Miller, J. A. (2023). Ler um sintoma. https://ebp.org.br/nordeste/jornadas/2023/ler-um-sintoma/

 

4

.“Dado que o rechaço do gozo se produz em todos os casos, a questão é: o que domestica o gozo? A resposta é o sinthoma; é ele que realiza essa contenção, que domestica o gozo. Por isso a função do pai é a função do sinthoma, axioma do último ensino de Lacan, no qual o que importa não é tanto o Nome-do-Pai, mas o que domestica o gozo”.

Graciela Brodsky (2012), A loucura nossa de cada dia.

 

5.

“A ampliação do conceito de psicose não se confunde com a generalização da nossa loucura ordinária […] Levando-se em conta essa distinção, não podemos deduzir do aforismo “todo mundo é louco” nenhuma patologização ou despatologização generalizada. Mas podemos extrair do mesmo duas proposições: a primeira afirma que todo discurso normativo é delirante, incluindo o que se apoia no Nome-do-Pai; a segunda, que se deduz da primeira, afirma que todo falasser inventa à sua maneira uma forma singular e única de dar consistência ao que não tem consistência e de remendar o que se apresenta como o verdadeiro furo, S(Ⱥ)”.

Alvarenga, E. (2023). “Diagnosticar e Despatologizar”. https://www.jornadaebpmg.com.br/2023/textos/eixo-2-diagnosticar-e-despatologizar/

 


Eixo 3: “O que está em jogo na política lacaniana se nos referirmos a ela como acontecimento de corpo?”

1.El mensaje de Freud quedó pues como um extraño memento que él legó a la posteridade, a quienes tomaban el relevo de su descubimiento y de su práctica, para que se sepa que seguimos enlazados a la religión, que hay algo de la religión que no cesa de escribirse. Cómo desconorcelo hoy, cuando la creencia religiosa baña la politica de múltiples maneras?

MILLER, J-A. In.: Um esfuerzo de poesia. 2016, p. 264

 

2.

”O sujeito está primeiramente dividido pelo fato de falar, pelo fato de falar a alguém, e esse direcionamento já faz com que a multidão se apresse a escolher um chefe. É por isto que é errôneo opor o social e o indivíduo. O indivíduo não se opõe à multidão, mas, porque o sujeito está dividido, procura na massa uma solução para a sua divisão.

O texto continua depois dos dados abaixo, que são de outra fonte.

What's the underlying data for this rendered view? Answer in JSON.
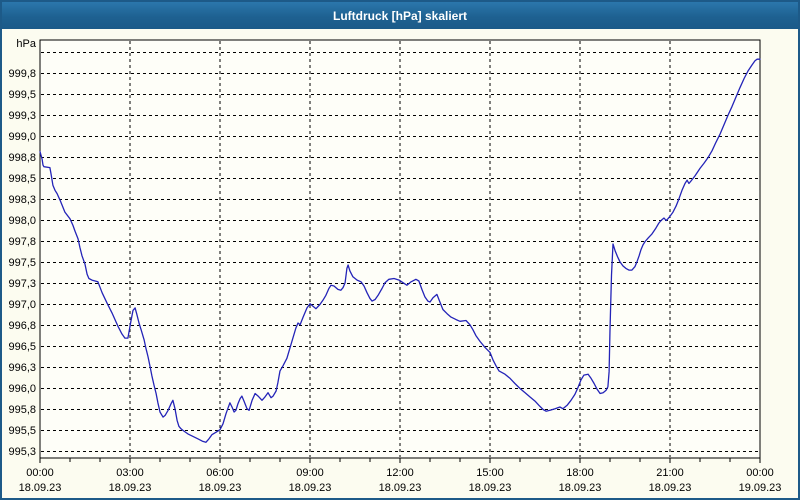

Por esta razão, a massa é a pior alienação que encontra, mas é ele próprio, porque fala, quem produz a multidão onde se aliena. É porque está alienado ao que ignora em sua própria fala que o sujeito cria uma multidão que começa por dois. A oposição do indivíduo e do político é ainda um efeito de sua alienação, o apoliticismo como oposição do indivíduo ao social é a consequência derradeira da alienação.”

POMMIER, G. In.: Freud Apolítico?1989, p. 21

 

3.

”O indivíduo não é oponível ao político originalmente, pois já é o resultado de um processo; é contemporâneo da massa.  Tal ponto de vista significa que há algo antes do indivíduo e da massa, que convém considerar como um par indissolúvel. Esse par implica o lugar virtual do ideal do chefe, ocupado praticamente por quem quer que seja. O que o grupo deve preservar para que os indivíduos que o constituem mantenham sua consistência é, senão o chefe, pelo menos o ideal do Eu. Assim, uma nação pode manter sua coesão graças a um de seus escritores, à sua religião, a suas referências culturais em geral. Quando esse ideal do Eu é destruído em diversas circunstâncias históricas, um povo sem dúvida atinge a maior miséria que possa imaginar.”